The ruling party, being overwhelmingly represented in the last elections will be the favourite in all the constituencies they had previously won in. They have a mean fighting machine. I do not believe there will be a freak result. The opposition has risen strongly in this elections, but unless there can be a breakthrough in the number of opposiiton seats won, nothing much would have changed in the political scene. The rise of the opposition is still in its infancy. Those who believe that Singapore should have more of a functioning democracy and that we need a first world parliament should state their stand clearly to encourage the opposition. By transferring a spoilt vote into a vote for the opposition, you will also decrease the ruling party’s vote percentage and send to them a strong signal of dissatisfaction with the state of affairs and make them pay more attention to you.

In the book “Alice in wonderland”, Alice came to a fork in the road and asked a Cheshire cat sitting there which road she should take? “Where do you want to go?” was the cat’s response. “I don’t know,” Alice answered. “Then,” said the cat, “it doesn’t matter.” Do you know where you want Singapore’s political system to go? If you don’t, it doesn’t matter. But if you do wish Singapore to have stronger alternative voices so that your views are heard, then it does matter.

Written by Yee Jenn Jong. Jenn Jong is a WP member. He blogs in his personal capacity.

I still fail to understand why there cannot be 2 quality teams

Once again, PM Lee has said that Singapore will not have 2 quality teams (Straits Times, 22 April 2011). He cited that even with their access to all the talents in the country, the PAP has difficulties in finding people for certain jobs.

Perhaps PM Lee has not noticed that quality people are coming out of late in increasing numbers on the alternative camps, both formerly from the government service and from the private sector. He also discussed about former government scholars who have been nurtured by the system and are now opposition candidates. While it is their right to do so, he sort of implied that they should have been grateful to the government for having nurtured them. It is time for a reality check by PAP as to why they are missing out on these talents and why many talents, even those formerly from the government service and grassroots are appearing on the opposing team.
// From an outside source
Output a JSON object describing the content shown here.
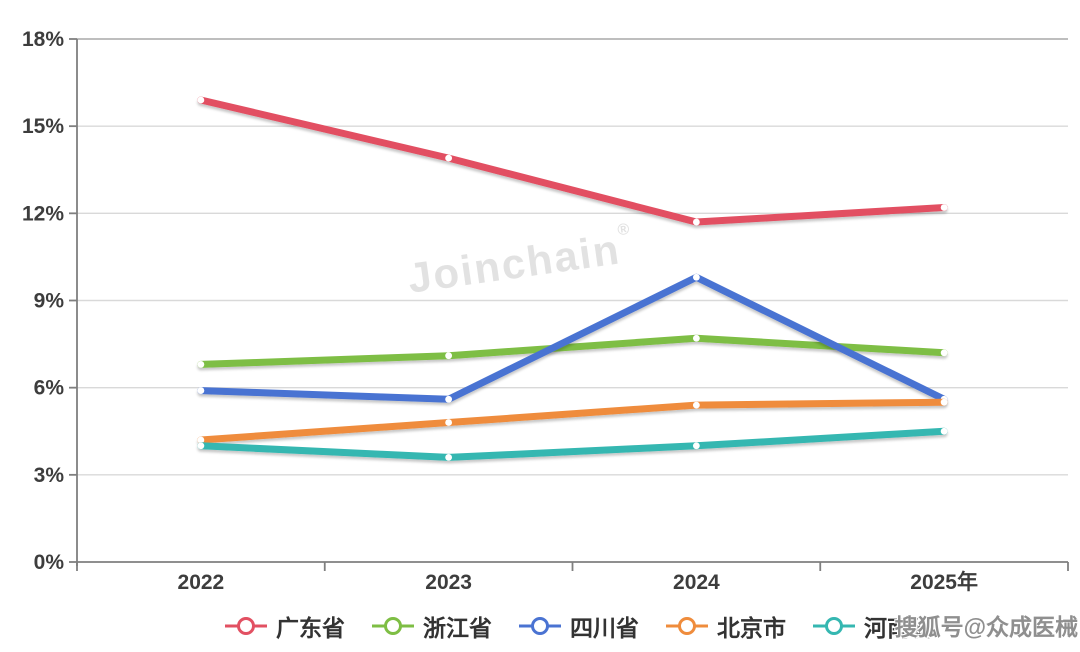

The system has run for too long as an elite group that they have lost touch with the commoners. Mr Ngiam Tong Dow, former Permanent Secretary in various ministries cited the example of Sparta and Athens, two city states in Greek history. Singapore is like Sparta, where the top students are taken away from their parents as children and educated. Cohort by cohort, they each select their own leadership, ultimately electing their own Philosopher King. Mr Ngiam felt that though the starting point was meritocracy, the end result was dictatorship and elitism. In the end, that was how Sparta crumbled. He observed that Athens, a city of philosophers known for its different schools of thought, survived. Sparta was a well-organised martial society, but in the end, very brittle. Athens survived because of its diversity of thinking and was a city worth fighting for.

It can be quite delusionary when one is amongst elites for a long time. You will start to think that only you are the best, that only you have the solutions to everything. Singapore is in danger of being a Sparta now, promoting only one way of thinking, recruiting people from the same mould as that of previous generations of elites.

I have greater confidence than PM Lee that Singapore has a bigger diversity of talents to have more than one team. I was educated entirely by the Singapore system and was politically apathetic until I started working and travelling. Somehow, our very meritocratic education system is guilty of making talents disinterested in politics. People are driven to pursue career success and some prefer to achieve personal success and then wait for the ruling party to invite them to join their tea parties.

I did not consider to be part of the PAP as I felt there should be room for divergent voices and an alternative team. Some talents may feel choked in the PAP system and prefer to stay out. Some have chosen to join in opposing teams.  Unless PAP loosens itself up, it will increasingly find talents avoiding it and joining the opposite camp.